Assessment of Karyorrhexis Incidence in Exfoliated Buccal Mucosa Epithelial Cells among Fuel Station Employees in Sleman, Special Region of Yogyakarta, Indonesia
Regina TC Tandelilin, Tang Sze Mun, Tetiana Haniastuti
Benzene, Buccal cells, Fuel station employees, Karyorrhexis incidence
Citation Information :
Tandelilin RT, Mun TS, Haniastuti T. Assessment of Karyorrhexis Incidence in Exfoliated Buccal Mucosa Epithelial Cells among Fuel Station Employees in Sleman, Special Region of Yogyakarta, Indonesia. Int J Experiment Dent Sci 2020; 9 (2):62-69.

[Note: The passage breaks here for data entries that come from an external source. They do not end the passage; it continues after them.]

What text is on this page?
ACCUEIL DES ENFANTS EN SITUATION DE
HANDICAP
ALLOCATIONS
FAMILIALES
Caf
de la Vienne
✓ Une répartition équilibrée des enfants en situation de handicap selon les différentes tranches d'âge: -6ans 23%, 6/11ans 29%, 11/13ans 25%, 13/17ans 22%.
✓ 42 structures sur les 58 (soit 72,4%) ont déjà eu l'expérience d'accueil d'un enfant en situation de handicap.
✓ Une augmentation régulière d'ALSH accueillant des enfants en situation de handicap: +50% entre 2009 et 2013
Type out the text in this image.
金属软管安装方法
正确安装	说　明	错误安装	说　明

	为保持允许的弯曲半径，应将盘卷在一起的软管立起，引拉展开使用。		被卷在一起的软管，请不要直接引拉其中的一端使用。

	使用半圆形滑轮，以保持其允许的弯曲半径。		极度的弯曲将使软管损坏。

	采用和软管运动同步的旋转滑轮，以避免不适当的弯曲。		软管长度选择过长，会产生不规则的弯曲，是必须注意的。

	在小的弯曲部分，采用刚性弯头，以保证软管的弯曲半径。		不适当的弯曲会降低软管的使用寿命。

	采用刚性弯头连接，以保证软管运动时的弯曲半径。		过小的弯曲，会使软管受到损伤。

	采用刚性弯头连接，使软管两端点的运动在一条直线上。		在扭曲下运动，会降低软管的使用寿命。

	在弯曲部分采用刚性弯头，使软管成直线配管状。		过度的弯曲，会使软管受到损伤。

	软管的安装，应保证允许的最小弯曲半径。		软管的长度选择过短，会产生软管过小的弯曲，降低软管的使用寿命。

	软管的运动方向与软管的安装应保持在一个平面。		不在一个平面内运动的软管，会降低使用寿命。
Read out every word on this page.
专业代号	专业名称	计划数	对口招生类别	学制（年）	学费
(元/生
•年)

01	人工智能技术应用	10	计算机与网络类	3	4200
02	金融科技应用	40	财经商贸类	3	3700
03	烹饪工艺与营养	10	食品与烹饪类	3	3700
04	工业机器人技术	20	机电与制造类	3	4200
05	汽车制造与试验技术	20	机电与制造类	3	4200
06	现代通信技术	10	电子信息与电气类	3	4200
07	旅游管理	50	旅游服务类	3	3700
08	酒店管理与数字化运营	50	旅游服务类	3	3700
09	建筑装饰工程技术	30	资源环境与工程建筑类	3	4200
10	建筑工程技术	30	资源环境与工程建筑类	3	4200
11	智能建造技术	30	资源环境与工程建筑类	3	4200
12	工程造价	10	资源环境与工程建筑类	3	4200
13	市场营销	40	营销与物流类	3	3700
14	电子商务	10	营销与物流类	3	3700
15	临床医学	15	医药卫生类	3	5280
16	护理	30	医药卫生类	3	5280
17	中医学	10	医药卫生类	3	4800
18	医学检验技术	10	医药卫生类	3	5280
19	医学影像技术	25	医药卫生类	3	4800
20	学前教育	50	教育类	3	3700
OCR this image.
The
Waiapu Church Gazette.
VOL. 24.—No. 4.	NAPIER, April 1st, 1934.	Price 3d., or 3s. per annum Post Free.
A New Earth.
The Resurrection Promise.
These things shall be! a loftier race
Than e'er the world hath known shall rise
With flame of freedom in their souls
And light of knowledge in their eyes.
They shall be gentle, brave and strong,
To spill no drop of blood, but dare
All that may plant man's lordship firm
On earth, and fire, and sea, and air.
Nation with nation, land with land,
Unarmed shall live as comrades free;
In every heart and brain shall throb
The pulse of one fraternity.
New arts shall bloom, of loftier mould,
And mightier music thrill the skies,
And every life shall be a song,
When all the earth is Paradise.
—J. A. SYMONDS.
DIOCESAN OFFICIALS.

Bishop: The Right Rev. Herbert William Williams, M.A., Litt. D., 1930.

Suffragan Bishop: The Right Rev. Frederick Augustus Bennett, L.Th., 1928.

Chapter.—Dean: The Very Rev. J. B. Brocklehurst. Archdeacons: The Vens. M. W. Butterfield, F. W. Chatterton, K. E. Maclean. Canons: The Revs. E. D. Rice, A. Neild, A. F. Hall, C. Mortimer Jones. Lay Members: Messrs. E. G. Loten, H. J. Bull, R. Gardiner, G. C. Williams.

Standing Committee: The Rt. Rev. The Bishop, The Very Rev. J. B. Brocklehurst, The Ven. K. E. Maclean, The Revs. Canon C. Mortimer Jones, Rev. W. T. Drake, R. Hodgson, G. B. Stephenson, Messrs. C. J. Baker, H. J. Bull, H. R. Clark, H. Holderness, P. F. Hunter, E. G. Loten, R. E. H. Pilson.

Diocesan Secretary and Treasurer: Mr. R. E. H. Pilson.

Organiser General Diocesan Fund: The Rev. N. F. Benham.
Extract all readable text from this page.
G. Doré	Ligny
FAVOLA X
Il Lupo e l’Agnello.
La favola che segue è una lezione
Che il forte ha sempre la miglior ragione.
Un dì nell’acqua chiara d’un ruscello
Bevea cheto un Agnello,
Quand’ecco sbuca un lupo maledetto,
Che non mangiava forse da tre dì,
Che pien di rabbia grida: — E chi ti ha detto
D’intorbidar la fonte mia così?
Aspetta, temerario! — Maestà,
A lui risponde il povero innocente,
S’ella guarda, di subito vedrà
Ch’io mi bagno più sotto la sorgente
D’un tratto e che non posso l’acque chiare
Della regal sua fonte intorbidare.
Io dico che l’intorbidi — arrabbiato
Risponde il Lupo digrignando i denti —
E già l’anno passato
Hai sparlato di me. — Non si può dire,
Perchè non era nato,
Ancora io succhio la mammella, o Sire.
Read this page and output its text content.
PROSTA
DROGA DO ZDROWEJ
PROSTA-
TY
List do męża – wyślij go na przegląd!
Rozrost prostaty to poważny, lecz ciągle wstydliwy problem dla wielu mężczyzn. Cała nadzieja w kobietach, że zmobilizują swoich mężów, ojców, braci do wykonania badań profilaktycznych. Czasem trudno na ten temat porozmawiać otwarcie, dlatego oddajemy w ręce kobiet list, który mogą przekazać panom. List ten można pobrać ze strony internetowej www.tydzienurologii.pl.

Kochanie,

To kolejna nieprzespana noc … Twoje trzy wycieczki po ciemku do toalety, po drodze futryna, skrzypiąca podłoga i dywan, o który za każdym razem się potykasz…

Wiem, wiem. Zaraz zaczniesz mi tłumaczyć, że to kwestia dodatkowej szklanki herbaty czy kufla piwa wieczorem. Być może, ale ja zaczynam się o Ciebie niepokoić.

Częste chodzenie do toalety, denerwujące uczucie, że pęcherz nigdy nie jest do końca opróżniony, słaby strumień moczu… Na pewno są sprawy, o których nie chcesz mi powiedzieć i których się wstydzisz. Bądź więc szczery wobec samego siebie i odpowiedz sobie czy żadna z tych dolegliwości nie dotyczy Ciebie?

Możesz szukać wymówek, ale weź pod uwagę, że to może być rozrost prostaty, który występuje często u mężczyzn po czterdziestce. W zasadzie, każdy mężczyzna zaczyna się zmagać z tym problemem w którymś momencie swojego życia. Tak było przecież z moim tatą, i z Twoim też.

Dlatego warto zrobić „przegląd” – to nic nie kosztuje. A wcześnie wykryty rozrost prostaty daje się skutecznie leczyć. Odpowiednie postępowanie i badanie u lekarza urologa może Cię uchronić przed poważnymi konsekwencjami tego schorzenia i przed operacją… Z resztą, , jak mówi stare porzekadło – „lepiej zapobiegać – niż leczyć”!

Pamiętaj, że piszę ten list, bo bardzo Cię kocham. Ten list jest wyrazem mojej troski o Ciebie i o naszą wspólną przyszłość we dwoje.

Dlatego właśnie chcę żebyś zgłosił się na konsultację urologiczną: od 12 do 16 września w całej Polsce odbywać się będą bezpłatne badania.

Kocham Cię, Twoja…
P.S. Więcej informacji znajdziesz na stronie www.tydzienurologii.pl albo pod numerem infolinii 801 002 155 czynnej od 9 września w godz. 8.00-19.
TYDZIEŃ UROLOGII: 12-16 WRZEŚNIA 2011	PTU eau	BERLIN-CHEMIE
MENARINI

Introduction: Benzene exposure from petrol vapor possesses a health risk to humans, particularly fuel station employees through the inward breath of the unstable portions of petrol during vehicles refueling. This may trigger an increase in nuclear abnormalities and lead to DNA impairment pieces of evidence. The purpose of this study was to evaluate the incidence of karyorrhexis occurred in buccal mucosa epithelial cells among fuel station employees in Sleman, Special Region of Yogyakarta, Indonesia, to explore the possible cytogenetic risk on occupational exposure to petrol derivatives. Materials and methods: A total of 15 fuel station employees and 15 control subjects within the age group of 20–55 years were initiated. Buccal smears were obtained from the oral cavity with cytobrush and smeared into slides. Afterward, these specimens were stained with Papanicolaou\'s method and then analyzed for nuclear abnormalities. Karyorrhexis incidence was recorded as per 1,000 cells counted using a light microscope and then statistically analyzed with an independent T-test (p < 0.05). Results: The result revealed that there were statistically significant higher frequencies (p < 0.05) of karyorrhexis incidence between the exposed employees compared to the controls. The result revealed that among the exposed employees compared to the controls there were statistically significant higher frequencies (p < 0.05) of karyorrhexis incidence. Conclusion: This research concluded that exposure to petrol derivatives such as benzene increases the karyorrhexis incidence of exfoliated buccal mucosa epithelial cells on fuel station employees in Sleman, Special Region of Yogyakarta, Indonesia. Clinical significance: This study indicates increased karyorrhexis incidence of exfoliated buccal mucosa epithelial cells caused by repeated exposure to benzene.